¡Qué paz se respiraba ahora! Sentada en su sillón de siempre, frente al amplio ventanal que iluminaba su salón, Mónica observaba cómo las volutas de su cigarrillo rubio se difuminaban antes de llegar al techo, absorbidas por la penumbra. ¡Por fin en casa! ¡Ya era hora! – pensó –. Ya era hora. Cada año soportaba menos las malditas vacaciones estivales.
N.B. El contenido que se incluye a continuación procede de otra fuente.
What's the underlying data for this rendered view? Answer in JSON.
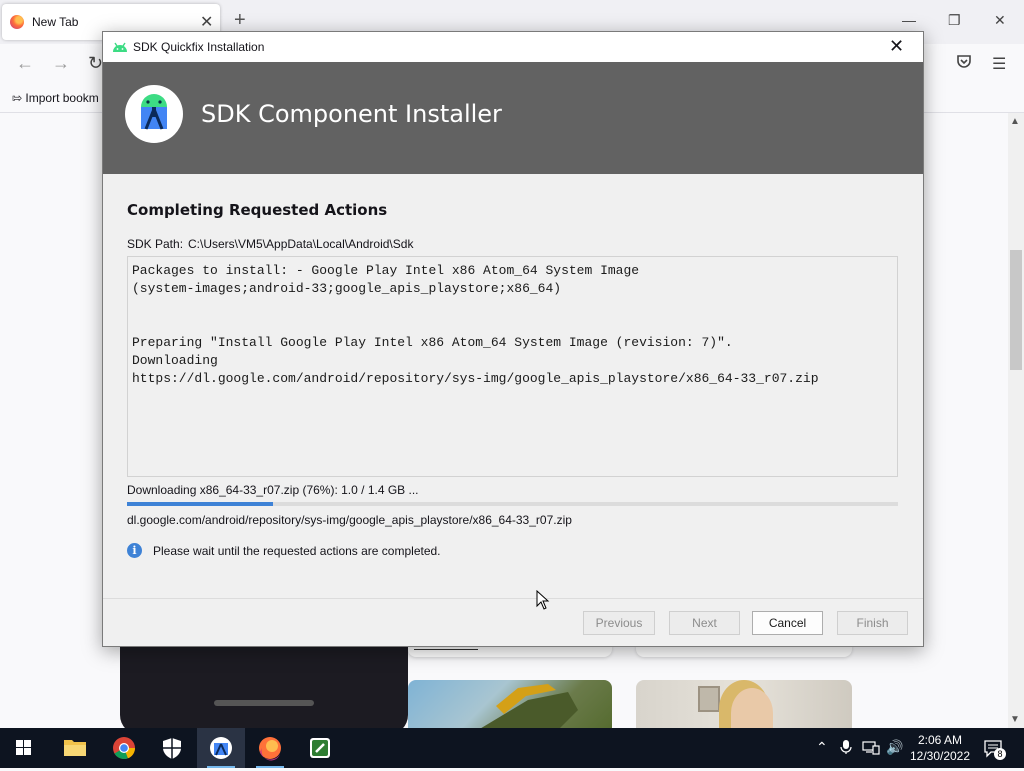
{
  "browser": {
    "tab_title": "New Tab",
    "tab_close": "✕",
    "new_tab": "+",
    "bookmark_label": "Import bookm"
  },
  "dialog": {
    "window_title": "SDK Quickfix Installation",
    "close_glyph": "✕",
    "banner_title": "SDK Component Installer",
    "heading": "Completing Requested Actions",
    "sdk_path_label": "SDK Path:",
    "sdk_path_value": "C:\\Users\\VM5\\AppData\\Local\\Android\\Sdk",
    "log_text": "Packages to install: - Google Play Intel x86 Atom_64 System Image\n(system-images;android-33;google_apis_playstore;x86_64)\n\n\nPreparing \"Install Google Play Intel x86 Atom_64 System Image (revision: 7)\".\nDownloading\nhttps://dl.google.com/android/repository/sys-img/google_apis_playstore/x86_64-33_r07.zip",
    "status_text": "Downloading x86_64-33_r07.zip (76%): 1.0 / 1.4 GB ...",
    "progress_fraction": 0.19,
    "url_text": "dl.google.com/android/repository/sys-img/google_apis_playstore/x86_64-33_r07.zip",
    "info_text": "Please wait until the requested actions are completed.",
    "buttons": {
      "previous": "Previous",
      "next": "Next",
      "cancel": "Cancel",
      "finish": "Finish"
    }
  },
  "taskbar": {
    "time": "2:06 AM",
    "date": "12/30/2022",
    "notification_count": "8"
  },
  "colors": {
    "banner": "#626262",
    "accent": "#3e82d6",
    "taskbar": "#0d1420"
  }
}
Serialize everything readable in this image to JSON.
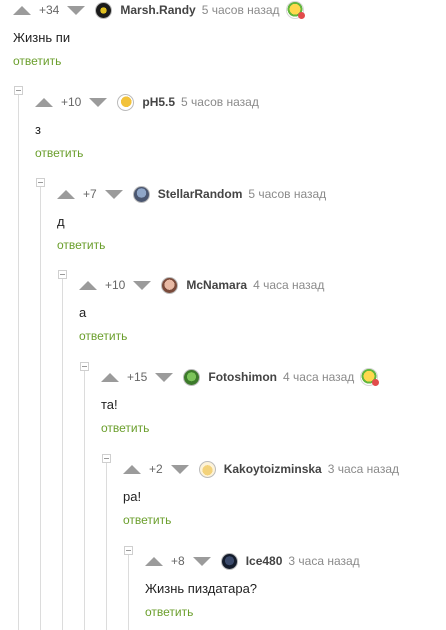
{
  "colors": {
    "link": "#6a9e2b",
    "arrow": "#9b9b9b",
    "thread": "#dcdcdc"
  },
  "comments": [
    {
      "rating": "+34",
      "author": "Marsh.Randy",
      "time": "5 часов назад",
      "text": "Жизнь пи",
      "reply": "ответить",
      "has_award": true
    },
    {
      "rating": "+10",
      "author": "pH5.5",
      "time": "5 часов назад",
      "text": "з",
      "reply": "ответить",
      "has_award": false
    },
    {
      "rating": "+7",
      "author": "StellarRandom",
      "time": "5 часов назад",
      "text": "д",
      "reply": "ответить",
      "has_award": false
    },
    {
      "rating": "+10",
      "author": "McNamara",
      "time": "4 часа назад",
      "text": "а",
      "reply": "ответить",
      "has_award": false
    },
    {
      "rating": "+15",
      "author": "Fotoshimon",
      "time": "4 часа назад",
      "text": "та!",
      "reply": "ответить",
      "has_award": true
    },
    {
      "rating": "+2",
      "author": "Kakoytoizminska",
      "time": "3 часа назад",
      "text": "ра!",
      "reply": "ответить",
      "has_award": false
    },
    {
      "rating": "+8",
      "author": "Ice480",
      "time": "3 часа назад",
      "text": "Жизнь пиздатара?",
      "reply": "ответить",
      "has_award": false
    }
  ]
}
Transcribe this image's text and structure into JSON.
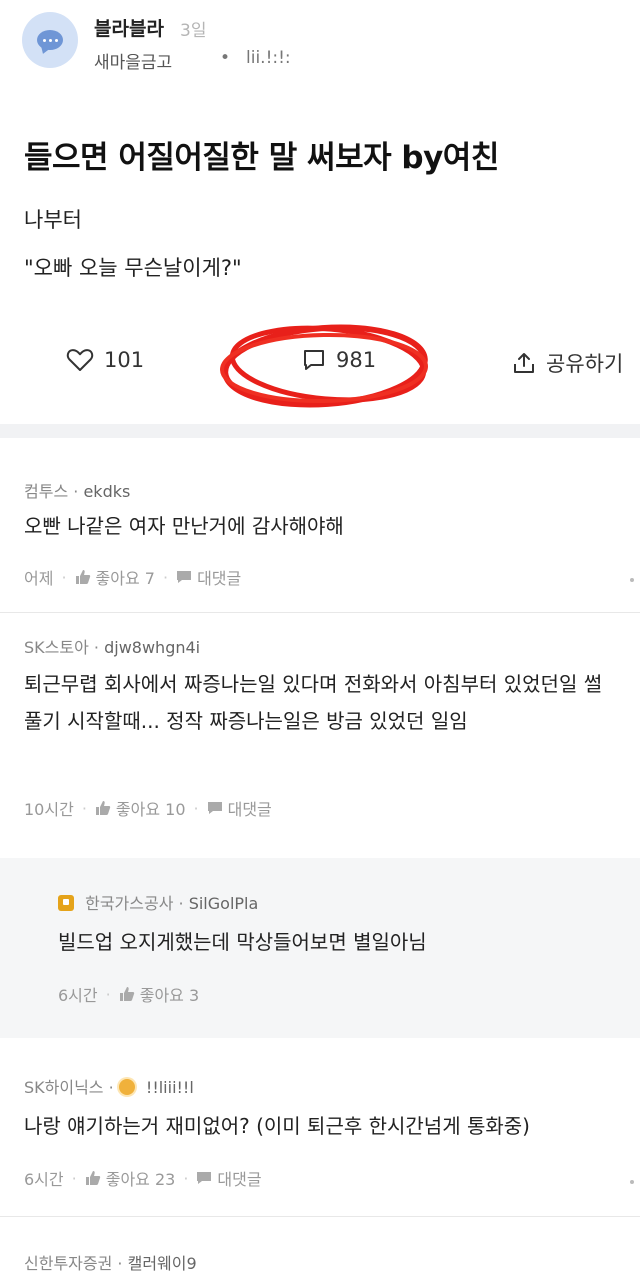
{
  "post": {
    "author": "블라블라",
    "time": "3일",
    "company": "새마을금고",
    "meta_sep": "•",
    "nickname": "lii.!:!:",
    "title": "들으면 어질어질한 말 써보자 by여친",
    "body_line1": "나부터",
    "body_line2": "\"오빠 오늘 무슨날이게?\""
  },
  "actions": {
    "likes": "101",
    "comments": "981",
    "share_label": "공유하기"
  },
  "comments": [
    {
      "company": "컴투스",
      "nickname": "ekdks",
      "text": "오빤 나같은 여자 만난거에 감사해야해",
      "time": "어제",
      "likes_label": "좋아요 7",
      "reply_label": "대댓글"
    },
    {
      "company": "SK스토아",
      "nickname": "djw8whgn4i",
      "text": "퇴근무렵 회사에서 짜증나는일 있다며 전화와서 아침부터 있었던일 썰 풀기 시작할때... 정작 짜증나는일은 방금 있었던 일임",
      "time": "10시간",
      "likes_label": "좋아요 10",
      "reply_label": "대댓글"
    },
    {
      "company": "SK하이닉스",
      "nickname": "!!liii!!l",
      "text": "나랑 얘기하는거 재미없어? (이미 퇴근후 한시간넘게 통화중)",
      "time": "6시간",
      "likes_label": "좋아요 23",
      "reply_label": "대댓글"
    },
    {
      "company": "신한투자증권",
      "nickname": "캘러웨이9"
    }
  ],
  "reply": {
    "company": "한국가스공사",
    "nickname": "SilGolPla",
    "text": "빌드업 오지게했는데 막상들어보면 별일아님",
    "time": "6시간",
    "likes_label": "좋아요 3"
  },
  "meta_dot": "·",
  "colors": {
    "accent": "#6f96d6",
    "annotation": "#e8201a",
    "divider": "#f1f2f4"
  }
}
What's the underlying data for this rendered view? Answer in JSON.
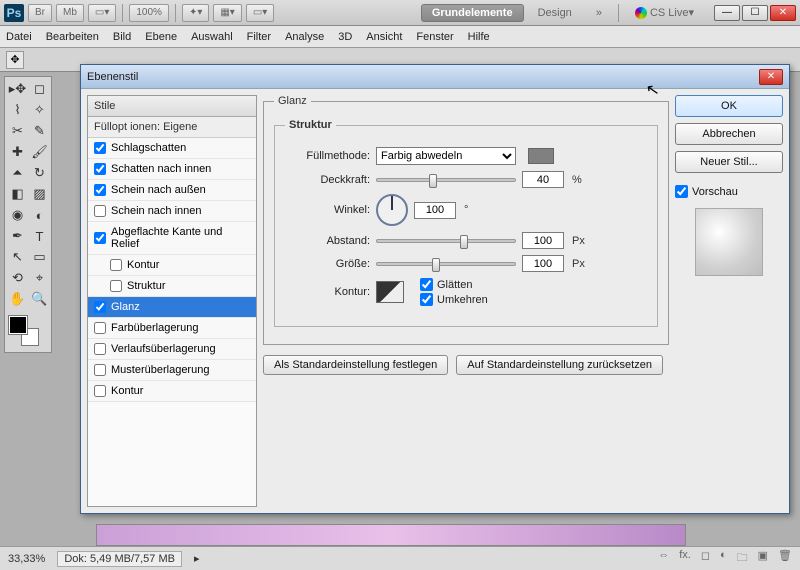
{
  "app": {
    "logo": "Ps",
    "zoom": "100%"
  },
  "workspace": {
    "tabs": [
      "Grundelemente",
      "Design"
    ],
    "active": 0,
    "cslive": "CS Live"
  },
  "menu": [
    "Datei",
    "Bearbeiten",
    "Bild",
    "Ebene",
    "Auswahl",
    "Filter",
    "Analyse",
    "3D",
    "Ansicht",
    "Fenster",
    "Hilfe"
  ],
  "dialog": {
    "title": "Ebenenstil",
    "styles_header": "Stile",
    "blend_header": "Füllopt ionen: Eigene",
    "items": [
      {
        "label": "Schlagschatten",
        "checked": true
      },
      {
        "label": "Schatten nach innen",
        "checked": true
      },
      {
        "label": "Schein nach außen",
        "checked": true
      },
      {
        "label": "Schein nach innen",
        "checked": false
      },
      {
        "label": "Abgeflachte Kante und Relief",
        "checked": true
      },
      {
        "label": "Kontur",
        "checked": false,
        "indent": true
      },
      {
        "label": "Struktur",
        "checked": false,
        "indent": true
      },
      {
        "label": "Glanz",
        "checked": true,
        "selected": true
      },
      {
        "label": "Farbüberlagerung",
        "checked": false
      },
      {
        "label": "Verlaufsüberlagerung",
        "checked": false
      },
      {
        "label": "Musterüberlagerung",
        "checked": false
      },
      {
        "label": "Kontur",
        "checked": false
      }
    ],
    "outer_legend": "Glanz",
    "inner_legend": "Struktur",
    "fields": {
      "blendmode_label": "Füllmethode:",
      "blendmode_value": "Farbig abwedeln",
      "opacity_label": "Deckkraft:",
      "opacity_value": "40",
      "opacity_unit": "%",
      "angle_label": "Winkel:",
      "angle_value": "100",
      "angle_unit": "°",
      "distance_label": "Abstand:",
      "distance_value": "100",
      "distance_unit": "Px",
      "size_label": "Größe:",
      "size_value": "100",
      "size_unit": "Px",
      "contour_label": "Kontur:",
      "antialias": "Glätten",
      "invert": "Umkehren"
    },
    "buttons": {
      "make_default": "Als Standardeinstellung festlegen",
      "reset_default": "Auf Standardeinstellung zurücksetzen",
      "ok": "OK",
      "cancel": "Abbrechen",
      "new_style": "Neuer Stil...",
      "preview": "Vorschau"
    }
  },
  "status": {
    "zoom": "33,33%",
    "doc": "Dok: 5,49 MB/7,57 MB"
  }
}
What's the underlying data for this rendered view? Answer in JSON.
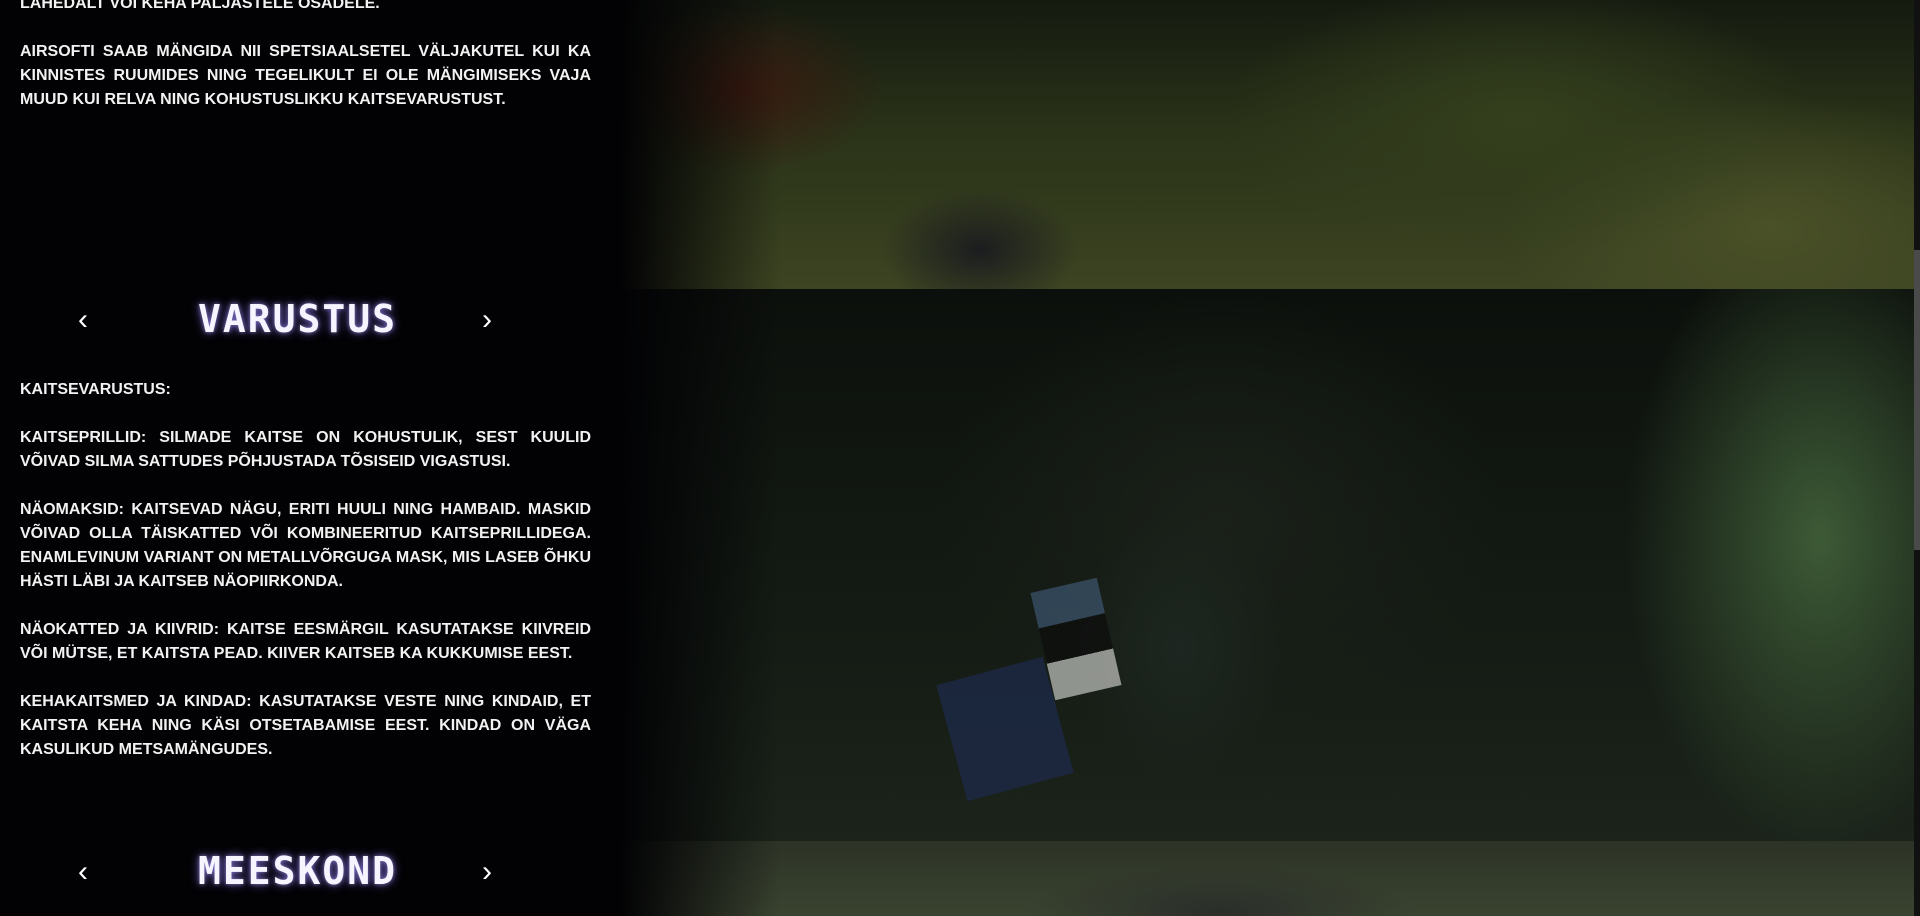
{
  "intro": {
    "paragraphs": [
      "Lähedalt või keha paljastele osadele.",
      "Airsofti saab mängida nii spetsiaalsetel väljakutel kui ka kinnistes ruumides ning tegelikult ei ole mängimiseks vaja muud kui relva ning kohustuslikku kaitsevarustust."
    ]
  },
  "varustus": {
    "title": "VARUSTUS",
    "prev": "‹",
    "next": "›",
    "paragraphs": [
      "Kaitsevarustus:",
      "Kaitseprillid: Silmade kaitse on kohustulik, sest kuulid võivad silma sattudes põhjustada tõsiseid vigastusi.",
      "Näomaksid: Kaitsevad nägu, eriti huuli ning hambaid. Maskid võivad olla täiskatted või kombineeritud kaitseprillidega. Enamlevinum variant on metallvõrguga mask, mis laseb õhku hästi läbi ja kaitseb näopiirkonda.",
      "Näokatted ja kiivrid: Kaitse eesmärgil kasutatakse kiivreid või mütse, et kaitsta pead. Kiiver kaitseb ka kukkumise eest.",
      "Kehakaitsmed ja kindad: Kasutatakse veste ning kindaid, et kaitsta keha ning käsi otsetabamise eest. Kindad on väga kasulikud metsamängudes."
    ]
  },
  "meeskond": {
    "title": "MEESKOND",
    "prev": "‹",
    "next": "›"
  }
}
Atascos interminables; maridos ricos, como el suyo, que nunca dejaban a un lado el trabajo…, ni perdían de vista un bonito par de piernas; niños mimados, maleducados, campando por sus respetos; veladas interminables; sol sofocante; conversaciones triviales hasta el hastío; esposas infieles, como sus maridos, tan sólo preocupadas por su aspecto… Pero ya estaba en casa. No sabía bien cómo ni en qué momento tomó la decisión. Sólo que, ahora, sí que se sentía bien. Debo poner en orden la casa, antes de que vengan – se dijo.
En la calle, los vecinos del lujoso barrio residencial se agolpaban en la acera, frente a su ventana. Ecos de sirenas podían oírse cada vez con más intensidad.
Un olor acre dejaba en sus labios un sabor a cobre. Ajena a todo lo que ocurría fuera y exhalando lo que apenas se asemejaba a un resignado suspiro, alargó su mano izquierda para tomar de la mesita su vermouth cuando alguien gritó: ¡Abran! ¡Es la Policía! Mesándose ligeramente el cabello, dedicó una mirada furtiva a los cinco cadáveres que se amontonaban en la carísima alfombra turca. Una gota de sangre que no era suya resbaló de sus dedos para caer sobre el líquido y permaneció flotando durante unos segundos, sin diluirse en el alcohol, como una aceituna siniestra. ¡Qué paz se respiraba ahora!